Dans ces conditions, au cours des années 1990 et dans la première partie des années 2000, les groupes bancaires coopératifs français ont connu une croissance externe impressionnante. La Caisse d'Épargne acquiert par exemple la banque d'investissement Ixis, puis la Banque San Paolo, le rehausseur de crédit américain CIFG et le promoteur immobilier Nexity. Le Crédit Agricole a racheté le Crédit Lyonnais, Sofinco et Finaref, et renforcé ses positions en Europe du sud. Le Crédit mutuel a acquis le CIC en 1998 puis plus récemment Cofidis et deux réseaux du groupe Citibank en Allemagne et en Belgique. Autant d'acquisitions qui donnent un poids croissant à la structure de tête. De son côté, la Banque fédérale des banques populaires prend le contrôle de la banque d'affaires Natexis en 1998. Le mouvement de concentration atteint son point culminant quand les deux groupes coopératifs décident de rapprocher Natexis et Ixis en créant Natixis. La filiale commune est alors numéro français de la gestion d'actifs et troisième assureur crédit du monde au travers de CIFG.

Au total, tous les groupes bancaires coopératifs français, au terme de ce processus, se sont développés et transformés, en s'ouvrant, et pour d'autres sont devenus des groupes qu'on pourrait qualifier d'hybrides30(*), détenant des ?liales contrôlées au niveau central et tournés vers une activité de « banque universelle ».

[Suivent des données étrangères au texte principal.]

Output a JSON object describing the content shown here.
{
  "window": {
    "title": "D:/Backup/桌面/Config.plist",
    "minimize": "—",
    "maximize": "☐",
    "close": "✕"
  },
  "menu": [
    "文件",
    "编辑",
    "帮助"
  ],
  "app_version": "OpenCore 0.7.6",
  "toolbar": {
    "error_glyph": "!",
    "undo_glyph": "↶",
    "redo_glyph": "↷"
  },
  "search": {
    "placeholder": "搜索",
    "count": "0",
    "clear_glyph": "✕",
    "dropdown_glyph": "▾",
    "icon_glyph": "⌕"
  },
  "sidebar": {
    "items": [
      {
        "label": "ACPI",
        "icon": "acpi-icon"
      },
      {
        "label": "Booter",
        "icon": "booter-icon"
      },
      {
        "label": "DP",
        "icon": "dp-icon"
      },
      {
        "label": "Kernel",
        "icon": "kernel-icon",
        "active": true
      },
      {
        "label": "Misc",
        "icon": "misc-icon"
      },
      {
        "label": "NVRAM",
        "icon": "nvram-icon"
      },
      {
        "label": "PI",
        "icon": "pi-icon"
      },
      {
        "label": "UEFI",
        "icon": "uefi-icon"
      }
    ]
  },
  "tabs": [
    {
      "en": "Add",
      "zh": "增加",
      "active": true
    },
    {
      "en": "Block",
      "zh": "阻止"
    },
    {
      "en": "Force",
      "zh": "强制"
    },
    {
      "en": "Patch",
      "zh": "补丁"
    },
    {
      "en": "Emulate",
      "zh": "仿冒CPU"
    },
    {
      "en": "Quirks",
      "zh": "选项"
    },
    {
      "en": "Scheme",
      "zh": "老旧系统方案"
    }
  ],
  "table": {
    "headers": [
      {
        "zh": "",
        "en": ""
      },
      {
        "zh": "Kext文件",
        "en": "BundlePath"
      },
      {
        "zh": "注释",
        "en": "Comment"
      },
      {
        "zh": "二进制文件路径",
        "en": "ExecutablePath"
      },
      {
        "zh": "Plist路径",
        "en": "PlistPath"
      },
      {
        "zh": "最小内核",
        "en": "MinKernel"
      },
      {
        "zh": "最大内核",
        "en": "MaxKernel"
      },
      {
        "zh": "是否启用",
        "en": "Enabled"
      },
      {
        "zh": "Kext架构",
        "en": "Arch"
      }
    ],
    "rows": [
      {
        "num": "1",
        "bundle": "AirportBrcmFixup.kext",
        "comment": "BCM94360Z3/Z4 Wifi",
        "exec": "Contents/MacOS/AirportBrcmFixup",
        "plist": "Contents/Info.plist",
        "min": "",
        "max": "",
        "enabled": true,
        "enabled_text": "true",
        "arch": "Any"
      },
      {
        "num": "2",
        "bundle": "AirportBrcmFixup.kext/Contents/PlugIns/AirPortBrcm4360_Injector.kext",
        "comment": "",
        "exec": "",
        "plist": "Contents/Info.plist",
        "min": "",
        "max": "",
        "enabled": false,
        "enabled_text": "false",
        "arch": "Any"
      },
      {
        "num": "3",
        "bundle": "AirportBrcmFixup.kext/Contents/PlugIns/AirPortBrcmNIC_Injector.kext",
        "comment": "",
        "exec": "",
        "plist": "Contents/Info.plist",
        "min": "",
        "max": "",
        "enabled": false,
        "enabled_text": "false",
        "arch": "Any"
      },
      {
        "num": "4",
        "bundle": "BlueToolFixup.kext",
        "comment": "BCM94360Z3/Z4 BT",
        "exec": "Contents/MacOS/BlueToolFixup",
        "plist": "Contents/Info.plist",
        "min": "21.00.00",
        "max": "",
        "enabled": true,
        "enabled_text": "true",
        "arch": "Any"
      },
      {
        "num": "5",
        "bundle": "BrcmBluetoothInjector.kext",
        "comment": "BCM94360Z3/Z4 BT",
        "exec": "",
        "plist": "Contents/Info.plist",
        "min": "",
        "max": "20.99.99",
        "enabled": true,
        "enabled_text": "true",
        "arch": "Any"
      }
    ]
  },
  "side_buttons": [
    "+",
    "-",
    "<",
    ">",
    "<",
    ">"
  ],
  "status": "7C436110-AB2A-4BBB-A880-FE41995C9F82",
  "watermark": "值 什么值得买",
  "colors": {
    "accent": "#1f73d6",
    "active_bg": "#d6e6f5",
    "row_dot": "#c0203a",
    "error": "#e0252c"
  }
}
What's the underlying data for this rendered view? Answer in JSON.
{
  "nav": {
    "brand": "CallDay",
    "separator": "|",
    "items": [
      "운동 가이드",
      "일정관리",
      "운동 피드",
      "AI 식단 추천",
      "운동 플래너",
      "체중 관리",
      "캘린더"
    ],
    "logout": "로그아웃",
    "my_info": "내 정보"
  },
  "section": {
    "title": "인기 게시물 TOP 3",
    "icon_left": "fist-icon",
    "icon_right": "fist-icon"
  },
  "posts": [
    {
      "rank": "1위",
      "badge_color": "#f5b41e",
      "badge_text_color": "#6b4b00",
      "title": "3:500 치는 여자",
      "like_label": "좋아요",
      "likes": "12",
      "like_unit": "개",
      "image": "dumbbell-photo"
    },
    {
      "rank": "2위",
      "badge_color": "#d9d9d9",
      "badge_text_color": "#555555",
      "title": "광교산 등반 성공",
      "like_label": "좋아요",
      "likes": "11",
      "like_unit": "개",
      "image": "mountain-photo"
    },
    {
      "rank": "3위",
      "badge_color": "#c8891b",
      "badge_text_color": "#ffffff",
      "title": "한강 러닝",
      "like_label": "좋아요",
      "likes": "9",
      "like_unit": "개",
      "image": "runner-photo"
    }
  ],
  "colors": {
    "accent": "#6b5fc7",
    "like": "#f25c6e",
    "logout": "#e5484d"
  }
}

Une telle évolution pose cependant la question de la compatibilité de ces ensembles hétérogènes avec le socle coopératif historique : quelle incidence sur les droits et la place des sociétaires ? Quel impact sur la cohésion des objectifs du groupe et sur la répartition de la valeur créée ? De fait, la présence de filiales SA cotées en Bourse introduit un con?it d'intérêts potentiel entre les différents apporteurs de capitaux, actionnaires ou sociétaires, les uns ayant un objectif de rentabilité financière, les autres souhaitant maintenir les valeurs coopératives. Le signe le plus frappant de cette banalisation des banques coopératives est leur exposition à la crise des subprimes à partir de 2007, comme l'illustrent les pertes de Natixis et du Crédit agricole.

On voit ici une problématique plus large qui touche tout le secteur bancaire, à savoir l'éventuelle séparation des métiers de banque de dépôt et de banque d'investissement. Certains estiment nécessaire de réfléchir à l'idée d'un Glass-Steagall Act adapté au secteur coopératif ou mutualiste et se demandent si la nature coopérative ou mutualiste de ces opérateurs ne devrait pas leur interdire d'opérer sur certaines activités et s'ils ne devraient pas être pionniers sur le financement de certains secteurs ou de certaines activités. Votre rapporteur estime que cette question ne saurait être traitée que dans le cadre d'une réforme plus globale du secteur bancaire français.

En France, les groupes bancaires coopératifs financent trois quart des crédits à l'économie nationale. La spécificité des banques coopératives françaises et leur implication dans le financement des économies régionales, de l'économie nationale mérite une attention soutenue des pouvoirs publics.

Avec un regard rétrospectif, ce qui peut paraître étonnant, c'est que les différentes instances représentatives des sociétaires, pourtant dépositaires des valeurs de la coopération, ont approuvé l'évolution des structures et des missions des groupes coopératifs. Formellement, ce sont bien en effet les instances régionales qui détenaient le pouvoir. On peut se demander néanmoins si l'extraordinaire développement économique des structures centrales et des filiales cotées n'a pas conduit à inverser l'organigramme réel par rapport à l'organigramme théorique, conduisant à « exproprier » les sociétaires du contrôle des groupes.

En tout cas, au regard des années récentes, se pose de fait la question de la gouvernance des banques coopératives : ne faudrait-il pas la recentrer sur les valeurs et les finalités coopératives tout en sachant que le problème est complexe (si les banques françaises se retirent de la haute finance, ce sont les banques anglo-saxonnes qui récupèreront leurs parts de marché, ce qui n'est guère envisageable !).


* 30 Voir : Jean-Noël ORY, Emmanuelle GURTNER et Mireille JAEGER; « Les enjeux des mutations récentes des groupes bancaires coopératifs français » ; Revue internationale de l'économie sociale RECMA n° 301 (juillet 2006), pp 8-25.